The slowdown has been offshore, where production dropped after the 2010 Deep Horizon oil rig explosion in the Gulf of Mexico, which sparked a drilling moratorium and left the industry and the administration in conflict.

Interior Department spokeswoman Jessica Kershaw said a rebound is underway, with more rigs working in the Gulf than before the spill, and even more on the way next year.

Processing times for offshore permits have dropped from 71 days in 2011 to 59 days in 2013.

“Domestic oil and gas production has grown each year the president has been in office and renewable electricity generation from wind, solar, and geothermal sources has doubled,” Ms. Kershaw said. “Combined with recent declines in oil consumption, foreign oil imports now account for less than 40 percent of the oil consumed in America — the lowest level since 1988.”

Energy production has been a complicated issue for Mr. Obama, who has generously funded renewable energy but has also laid claim to an “all-of-the-above” strategy that includes oil and natural gas.

Indeed, in the 2012 presidential campaign, Mr. Obama told GOP opponent Mitt Romney during a terse debate exchange that it was “just not true” that domestic oil production on federal lands had dropped.

But the CRS numbers show gas production on federal lands — measured both onshore and offshore — has dropped every year, from 5.4 billion cubic feet in 2009, to 3.9 billion cubic feet in 2013. Crude oil production on federal lands did rise from 2009 to 2010, reaching nearly 2 million barrels per day, but has since cratered, falling 16 percent to less than 1.7 million barrels a day.

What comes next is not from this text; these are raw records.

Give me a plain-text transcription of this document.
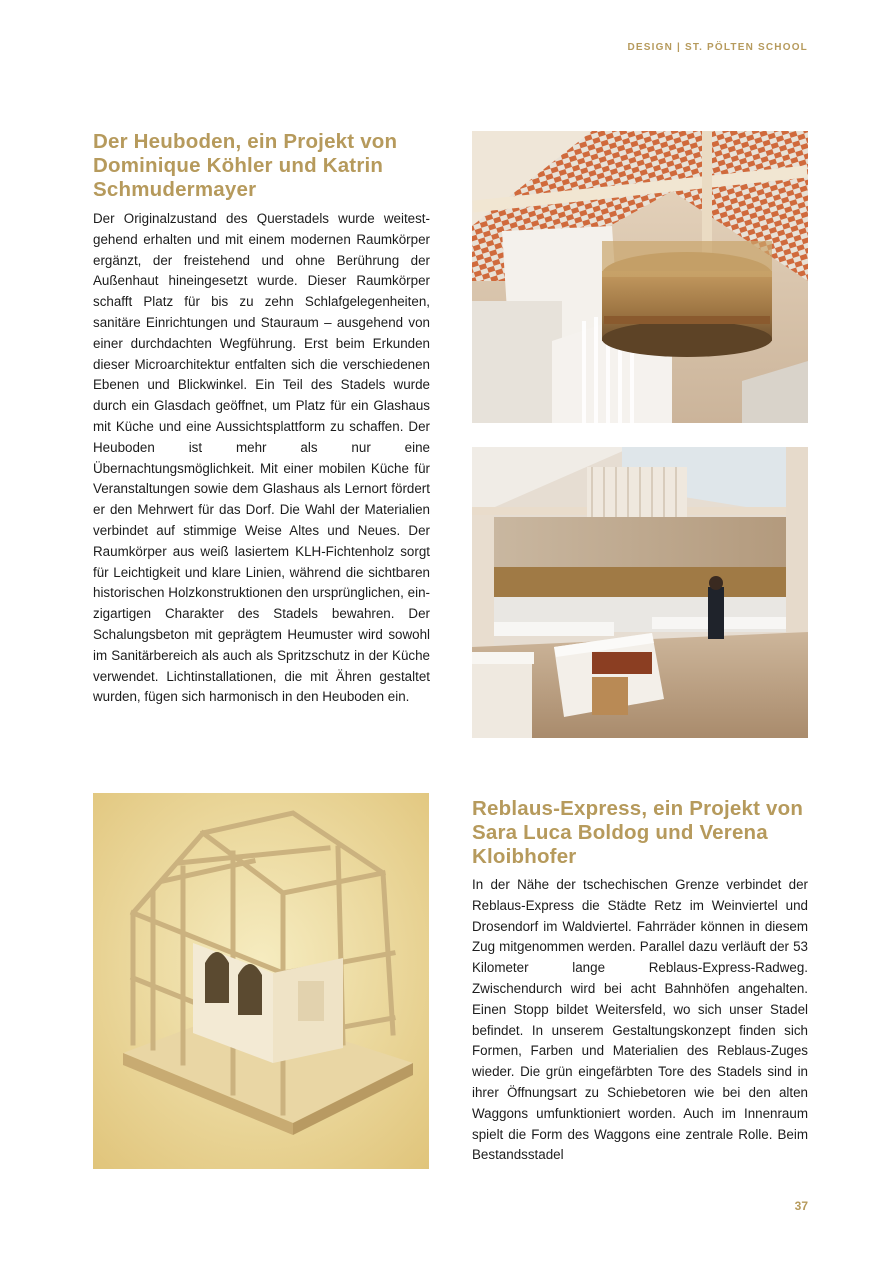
DESIGN | ST. PÖLTEN SCHOOL
Der Heuboden, ein Projekt von Dominique Köhler und Katrin Schmudermayer

Der Originalzustand des Querstadels wurde weitestgehend erhalten und mit einem modernen Raumkörper ergänzt, der freistehend und ohne Berührung der Außenhaut hineingesetzt wurde. Dieser Raumkörper schafft Platz für bis zu zehn Schlafgelegenheiten, sanitäre Einrichtungen und Stauraum – ausgehend von einer durchdachten Wegführung. Erst beim Erkunden dieser Microarchitektur entfalten sich die verschiedenen Ebenen und Blickwinkel. Ein Teil des Stadels wurde durch ein Glasdach geöffnet, um Platz für ein Glashaus mit Küche und eine Aussichtsplattform zu schaffen. Der Heuboden ist mehr als nur eine Übernachtungsmöglichkeit. Mit einer mobilen Küche für Veranstaltungen sowie dem Glashaus als Lernort fördert er den Mehrwert für das Dorf. Die Wahl der Materialien verbindet auf stimmige Weise Altes und Neues. Der Raumkörper aus weiß lasiertem KLH-Fichtenholz sorgt für Leichtigkeit und klare Linien, während die sichtbaren historischen Holzkonstruktionen den ursprünglichen, einzigartigen Charakter des Stadels bewahren. Der Schalungsbeton mit geprägtem Heumuster wird sowohl im Sanitärbereich als auch als Spritzschutz in der Küche verwendet. Lichtinstallationen, die mit Ähren gestaltet wurden, fügen sich harmonisch in den Heuboden ein.

Reblaus-Express, ein Projekt von Sara Luca Boldog und Verena Kloibhofer

In der Nähe der tschechischen Grenze verbindet der Reblaus-Express die Städte Retz im Weinviertel und Drosendorf im Waldviertel. Fahrräder können in diesem Zug mitgenommen werden. Parallel dazu verläuft der 53 Kilometer lange Reblaus-Express-Radweg. Zwischendurch wird bei acht Bahnhöfen angehalten. Einen Stopp bildet Weitersfeld, wo sich unser Stadel befindet. In unserem Gestaltungskonzept finden sich Formen, Farben und Materialien des Reblaus-Zuges wieder. Die grün eingefärbten Tore des Stadels sind in ihrer Öffnungsart zu Schiebetoren wie bei den alten Waggons umfunktioniert worden. Auch im Innenraum spielt die Form des Waggons eine zentrale Rolle. Beim Bestandsstadel

37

If federal-lands crude production had kept pace with the rest of the country, it would mean more than 1 million more barrels a day of oil being produced inside the U.S.

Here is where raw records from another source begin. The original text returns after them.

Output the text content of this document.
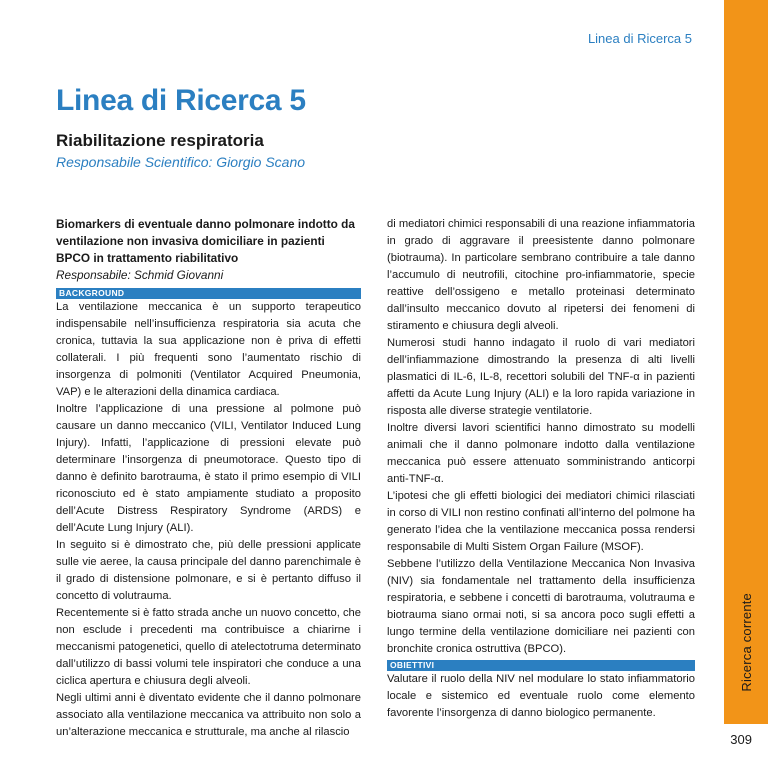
Ricerca corrente
Linea di Ricerca 5
Linea di Ricerca 5
Riabilitazione respiratoria

Responsabile Scientifico: Giorgio Scano

Biomarkers di eventuale danno polmonare indotto da ventilazione non invasiva domiciliare in pazienti BPCO in trattamento riabilitativo

Responsabile: Schmid Giovanni

BACKGROUND

La ventilazione meccanica è un supporto terapeutico indispensabile nell’insufficienza respiratoria sia acuta che cronica, tuttavia la sua applicazione non è priva di effetti collaterali. I più frequenti sono l’aumentato rischio di insorgenza di polmoniti (Ventilator Acquired Pneumonia, VAP) e le alterazioni della dinamica cardiaca.

Inoltre l’applicazione di una pressione al polmone può causare un danno meccanico (VILI, Ventilator Induced Lung Injury). Infatti, l’applicazione di pressioni elevate può determinare l’insorgenza di pneumotorace. Questo tipo di danno è definito barotrauma, è stato il primo esempio di VILI riconosciuto ed è stato ampiamente studiato a proposito dell’Acute Distress Respiratory Syndrome (ARDS) e dell’Acute Lung Injury (ALI).

In seguito si è dimostrato che, più delle pressioni applicate sulle vie aeree, la causa principale del danno parenchimale è il grado di distensione polmonare, e si è pertanto diffuso il concetto di volutrauma.

Recentemente si è fatto strada anche un nuovo concetto, che non esclude i precedenti ma contribuisce a chiarirne i meccanismi patogenetici, quello di atelectotruma determinato dall’utilizzo di bassi volumi tele inspiratori che conduce a una ciclica apertura e chiusura degli alveoli.

Negli ultimi anni è diventato evidente che il danno polmonare associato alla ventilazione meccanica va attribuito non solo a un’alterazione meccanica e strutturale, ma anche al rilascio

di mediatori chimici responsabili di una reazione infiammatoria in grado di aggravare il preesistente danno polmonare (biotrauma). In particolare sembrano contribuire a tale danno l’accumulo di neutrofili, citochine pro-infiammatorie, specie reattive dell’ossigeno e metallo proteinasi determinato dall’insulto meccanico dovuto al ripetersi dei fenomeni di stiramento e chiusura degli alveoli.

Numerosi studi hanno indagato il ruolo di vari mediatori dell’infiammazione dimostrando la presenza di alti livelli plasmatici di IL-6, IL-8, recettori solubili del TNF-α in pazienti affetti da Acute Lung Injury (ALI) e la loro rapida variazione in risposta alle diverse strategie ventilatorie.

Inoltre diversi lavori scientifici hanno dimostrato su modelli animali che il danno polmonare indotto dalla ventilazione meccanica può essere attenuato somministrando anticorpi anti-TNF-α.

L’ipotesi che gli effetti biologici dei mediatori chimici rilasciati in corso di VILI non restino confinati all’interno del polmone ha generato l’idea che la ventilazione meccanica possa rendersi responsabile di Multi Sistem Organ Failure (MSOF).

Sebbene l’utilizzo della Ventilazione Meccanica Non Invasiva (NIV) sia fondamentale nel trattamento della insufficienza respiratoria, e sebbene i concetti di barotrauma, volutrauma e biotrauma siano ormai noti, si sa ancora poco sugli effetti a lungo termine della ventilazione domiciliare nei pazienti con bronchite cronica ostruttiva (BPCO).

OBIETTIVI

Valutare il ruolo della NIV nel modulare lo stato infiammatorio locale e sistemico ed eventuale ruolo come elemento favorente l’insorgenza di danno biologico permanente.

309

“A million barrels a day is $100 million worth of oil that we currently purchase from other people,” said Daniel Kish, senior vice president for policy at the Institute for Energy Research. “We spend $100 million to buy that oil that we could be producing here at home, paying Americans to make it rather than other people to make it.”

Mr. Kish, though, also predicted that with the gulf oil spill receding, federal production could rebound — and do so in a big way, with some massive new projects poised to come on line over the next couple of years.